I'm New to Luigi, What's Good to Know About?
Important concepts and best practices which will help you get started and become comfortable with the tool faster.
You’re new to the Luigi framework, and already pretty close to falling in love with it. At the moment, you are using it akin to an ETL tool but would like to know what else it can be used for. After all, it’s supposed to be general purpose, right?
Right now there’s little time to dive into the topic in-depth, but it would still be good to know the ins-and-outs of slightly hidden but useful concepts you might have overseen. The following list is a mix of common misconceptions and non-widely advertised features which you should know about. It is not exhaustive, nor too well structured.
In addition, this information does not substitute for a thorough approach to the topic, but knowing these can help you save time and understand the tool better until you get around to it.
- Atomic file operations are darn important to keep in mind, especially if you write your own tasks.
- As is idempotency.
- Tasks will not run again if the output target already exists. Nor will they call tasks which they depend on.
The Central Scheduler
- Is not doing any cron-like scheduling, nor does it do any actual data crunching.
- It’s okay to run the same data flows multiple timees on different machines, as long as there is one central scheduler. It it is single threaded and will prevent duplicate tasks from being started.
- A valid approach in production is to just start the same tasks every minute with cron. This comes in handy if the data coming in is not under your control.

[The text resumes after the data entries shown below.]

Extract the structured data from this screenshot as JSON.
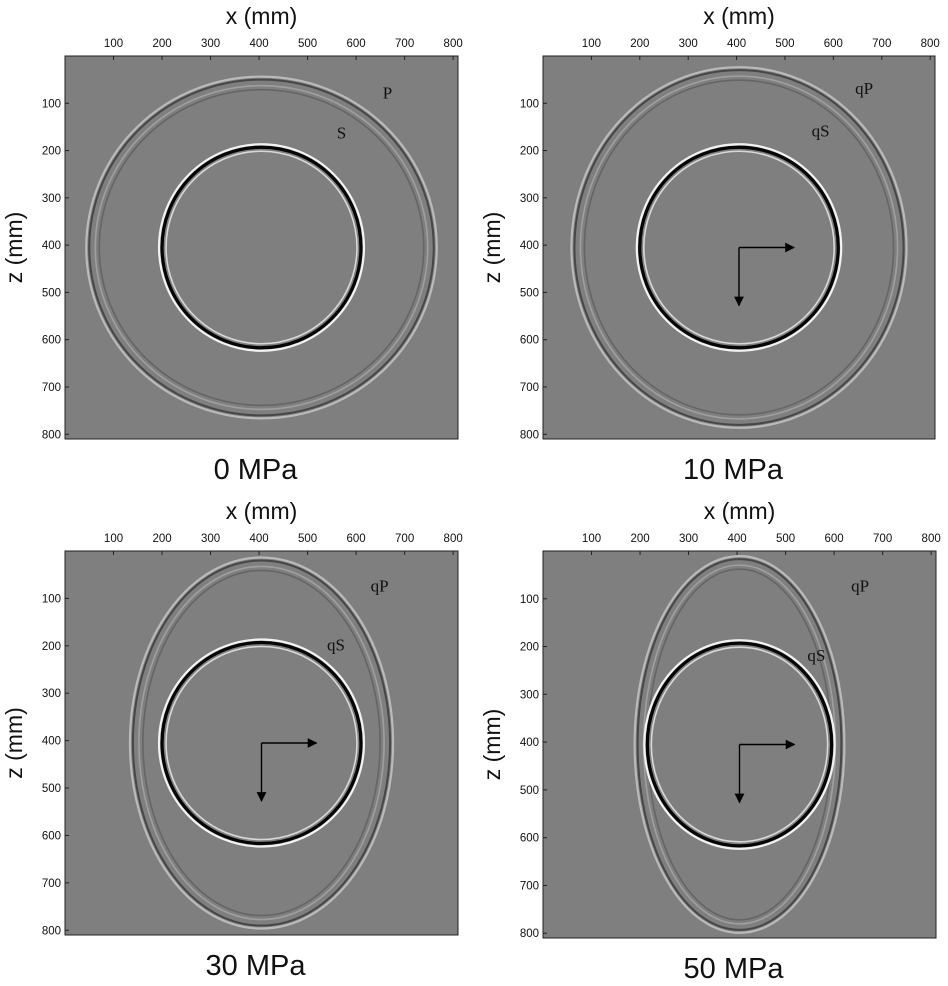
{
  "chart_data": [
    {
      "type": "heatmap",
      "title": "0 MPa",
      "xlabel": "x (mm)",
      "ylabel": "z (mm)",
      "xlim": [
        0,
        810
      ],
      "ylim": [
        0,
        810
      ],
      "xticks": [
        100,
        200,
        300,
        400,
        500,
        600,
        700,
        800
      ],
      "yticks": [
        100,
        200,
        300,
        400,
        500,
        600,
        700,
        800
      ],
      "source": [
        405,
        405
      ],
      "wavefronts": [
        {
          "label": "P",
          "rx": 355,
          "rz": 355,
          "label_at": [
            655,
            90
          ]
        },
        {
          "label": "S",
          "rx": 205,
          "rz": 212,
          "label_at": [
            560,
            175
          ]
        }
      ],
      "axes_arrows": false
    },
    {
      "type": "heatmap",
      "title": "10 MPa",
      "xlabel": "x (mm)",
      "ylabel": "z (mm)",
      "xlim": [
        0,
        810
      ],
      "ylim": [
        0,
        810
      ],
      "xticks": [
        100,
        200,
        300,
        400,
        500,
        600,
        700,
        800
      ],
      "yticks": [
        100,
        200,
        300,
        400,
        500,
        600,
        700,
        800
      ],
      "source": [
        405,
        405
      ],
      "wavefronts": [
        {
          "label": "qP",
          "rx": 340,
          "rz": 375,
          "label_at": [
            645,
            80
          ]
        },
        {
          "label": "qS",
          "rx": 205,
          "rz": 212,
          "label_at": [
            555,
            170
          ]
        }
      ],
      "axes_arrows": true
    },
    {
      "type": "heatmap",
      "title": "30 MPa",
      "xlabel": "x (mm)",
      "ylabel": "z (mm)",
      "xlim": [
        0,
        810
      ],
      "ylim": [
        0,
        810
      ],
      "xticks": [
        100,
        200,
        300,
        400,
        500,
        600,
        700,
        800
      ],
      "yticks": [
        100,
        200,
        300,
        400,
        500,
        600,
        700,
        800
      ],
      "source": [
        405,
        405
      ],
      "wavefronts": [
        {
          "label": "qP",
          "rx": 265,
          "rz": 385,
          "label_at": [
            630,
            85
          ]
        },
        {
          "label": "qS",
          "rx": 205,
          "rz": 212,
          "label_at": [
            540,
            210
          ]
        }
      ],
      "axes_arrows": true
    },
    {
      "type": "heatmap",
      "title": "50 MPa",
      "xlabel": "x (mm)",
      "ylabel": "z (mm)",
      "xlim": [
        0,
        810
      ],
      "ylim": [
        0,
        810
      ],
      "xticks": [
        100,
        200,
        300,
        400,
        500,
        600,
        700,
        800
      ],
      "yticks": [
        100,
        200,
        300,
        400,
        500,
        600,
        700,
        800
      ],
      "source": [
        405,
        405
      ],
      "wavefronts": [
        {
          "label": "qP",
          "rx": 210,
          "rz": 388,
          "label_at": [
            635,
            85
          ]
        },
        {
          "label": "qS",
          "rx": 190,
          "rz": 212,
          "label_at": [
            545,
            230
          ]
        }
      ],
      "axes_arrows": true
    }
  ],
  "colors": {
    "background": "#7f7f7f",
    "wave_dark": "#050505",
    "wave_light": "#f2f2f2",
    "text": "#111111"
  }
}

- Try to reuse as much existing tasks as possible. This will save you from reinventing the wheel and making nasty mistakes. For example, there are BigQuery LoadTask and Target classes.
- You can run multiple tasks concurrently on a single machine if the graph permits it, by providing a –workers argument with a number larger than 1.
- You can use dummy files as checkpoints. If they are located in a distributed file system, you can coordinate work on multiple worker machines.
- It is possible to build dynamic piplines, yielding tasks from the run method. besides the return values of requires().